Na avaliação do procurador Wellington Divino Oliveira, responsável pelo caso, Glenn recebeu o material de origem ilícita “enquanto a organização criminosa ainda praticava condutas semelhantes, buscando novos alvos, possuindo relação próxima e tentando subverter a noção de proteção ao ‘sigilo da fonte’ para, inclusive orientar que o grupo deveria se desfazer das mensagens que estavam armazenadas para evitar ligação dos autores com os conteúdos “hackeados”.
Perfil ‘proativo’. Um membro do MPF classifica o procurador como “um bom colega”, mas observa que Oliveira “tem rompantes de proatividade que nos deixam perplexo”. Nome desconhecido de procuradores que atuam em Brasília, Oliveira denunciou anteriormente o presidente nacional da OAB, Felipe Santa Cruz, acusado de cometer crime de calúnia contra o ministro da Justiça e Segurança Pública, Sérgio Moro. A denúncia, no entanto, acabou rejeitada pela Justiça Federal do DF.
Para subprocuradores ouvidos pelo Estado, é possível denunciar alguém que não foi diretamente investigado, mas para isso “são necessárias provas de autoria e materialidade”, ou seja, quando o fato suspeito puder ser demonstrado por meio de documentos. “A questão é que o procurador Wellington Divino considerou que a atuação do Glenn não estaria acobertada pelo exercício regular da imprensa e sigilo de fonte”, afirmou um integrante da PGR.

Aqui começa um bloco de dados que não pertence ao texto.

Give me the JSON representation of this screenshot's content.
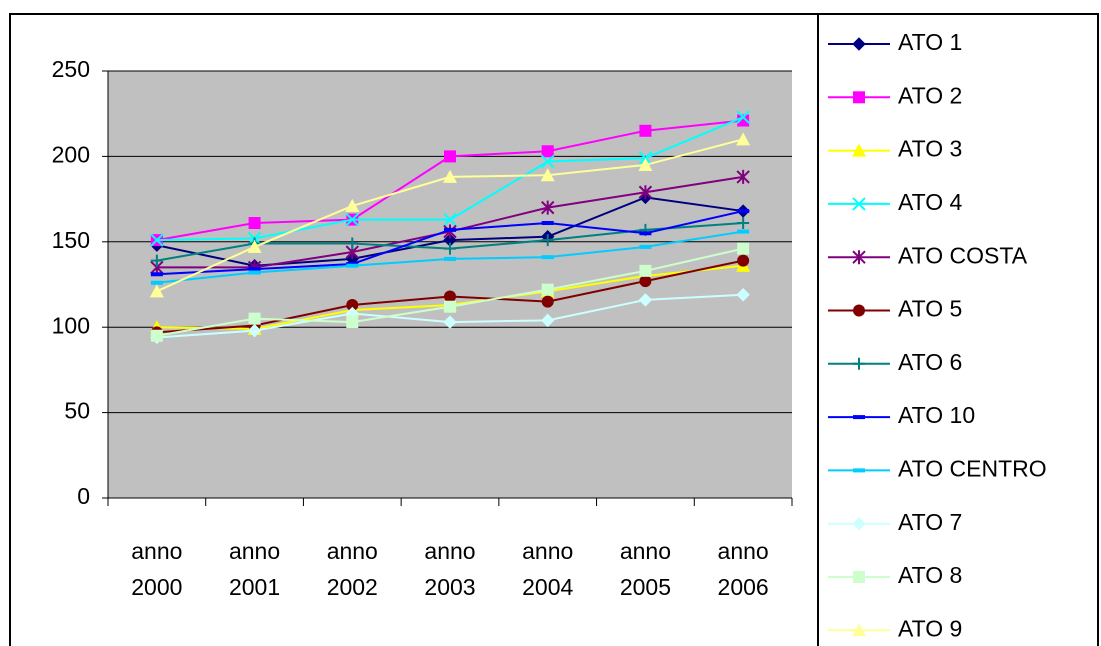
{
  "chart_data": {
    "type": "line",
    "categories": [
      "anno 2000",
      "anno 2001",
      "anno 2002",
      "anno 2003",
      "anno 2004",
      "anno 2005",
      "anno 2006"
    ],
    "ylim": [
      0,
      250
    ],
    "yticks": [
      0,
      50,
      100,
      150,
      200,
      250
    ],
    "grid": true,
    "series": [
      {
        "name": "ATO 1",
        "color": "#000080",
        "marker": "diamond",
        "values": [
          148,
          136,
          140,
          151,
          153,
          176,
          168
        ]
      },
      {
        "name": "ATO 2",
        "color": "#ff00ff",
        "marker": "square",
        "values": [
          151,
          161,
          163,
          200,
          203,
          215,
          221
        ]
      },
      {
        "name": "ATO 3",
        "color": "#ffff00",
        "marker": "triangle",
        "values": [
          100,
          99,
          110,
          113,
          121,
          130,
          136
        ]
      },
      {
        "name": "ATO 4",
        "color": "#00ffff",
        "marker": "x",
        "values": [
          151,
          152,
          163,
          163,
          197,
          199,
          223
        ]
      },
      {
        "name": "ATO COSTA",
        "color": "#800080",
        "marker": "star",
        "values": [
          135,
          135,
          144,
          156,
          170,
          179,
          188
        ]
      },
      {
        "name": "ATO 5",
        "color": "#800000",
        "marker": "circle",
        "values": [
          97,
          101,
          113,
          118,
          115,
          127,
          139
        ]
      },
      {
        "name": "ATO 6",
        "color": "#008080",
        "marker": "plus",
        "values": [
          139,
          149,
          149,
          146,
          151,
          157,
          161
        ]
      },
      {
        "name": "ATO 10",
        "color": "#0000ff",
        "marker": "dash",
        "values": [
          131,
          134,
          137,
          157,
          161,
          155,
          168
        ]
      },
      {
        "name": "ATO CENTRO",
        "color": "#00ccff",
        "marker": "dash",
        "values": [
          126,
          132,
          136,
          140,
          141,
          147,
          156
        ]
      },
      {
        "name": "ATO 7",
        "color": "#ccffff",
        "marker": "diamond",
        "values": [
          94,
          98,
          108,
          103,
          104,
          116,
          119
        ]
      },
      {
        "name": "ATO 8",
        "color": "#ccffcc",
        "marker": "square",
        "values": [
          95,
          105,
          103,
          112,
          122,
          133,
          146
        ]
      },
      {
        "name": "ATO 9",
        "color": "#ffff99",
        "marker": "triangle",
        "values": [
          121,
          147,
          171,
          188,
          189,
          195,
          210
        ]
      }
    ]
  }
}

O caso de Glenn ganha mais nuances porque, além do direito constitucional do sigilo de fonte, o ministro Gilmar Mendes, do STF, concedeu em agosto do ano passado uma liminar a favor do jornalista, quando as mensagens divulgadas pelo site “The Intercept Brasil” provocavam um terremoto político em Brasília e Curitiba. Integrantes da Corte consultados pelo Estado interpretam a denúncia como “desrespeito” à decisão de Gilmar.
Na ocasião, o ministro determinou que as “autoridades públicas e seus órgãos de apuração administrativa ou criminal abstenham-se de praticar atos que visem à responsabilização do jornalista Glenn Greenwald pela recepção, obtenção ou transmissão de informações publicadas em veículos de mídia”.

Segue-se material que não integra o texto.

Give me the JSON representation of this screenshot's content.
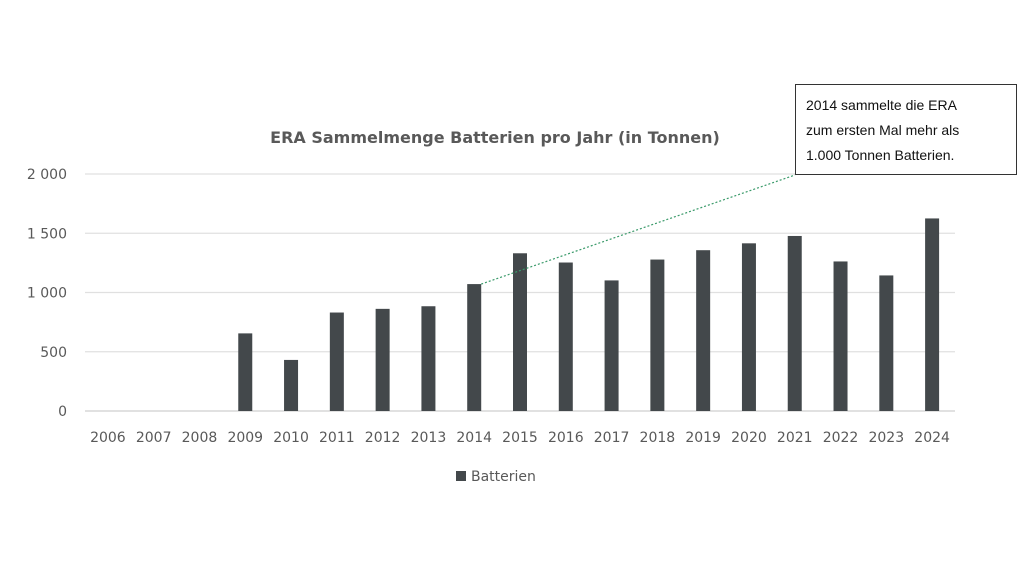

Para Oliveira, a decisão de Gilmar “criou uma espécie de imunidade especial”, garantindo um ‘salvo conduto’ ao réu de ser investigado. Um ex-integrante da cúpula da PGR reconhece que “é raro” alguém ser denunciado sem ser formalmente investigado, mas avaliou que nas conversas transcritas na denúncia, Glenn “claramente sabe da atividade criminosa”. Para esse procurador, “certa ou errada a denúncia”, é fato que a conduta de Glenn e o tipo de ‘fonte’ que ele aceitou ter e a ela se associou é uma “excrescência”.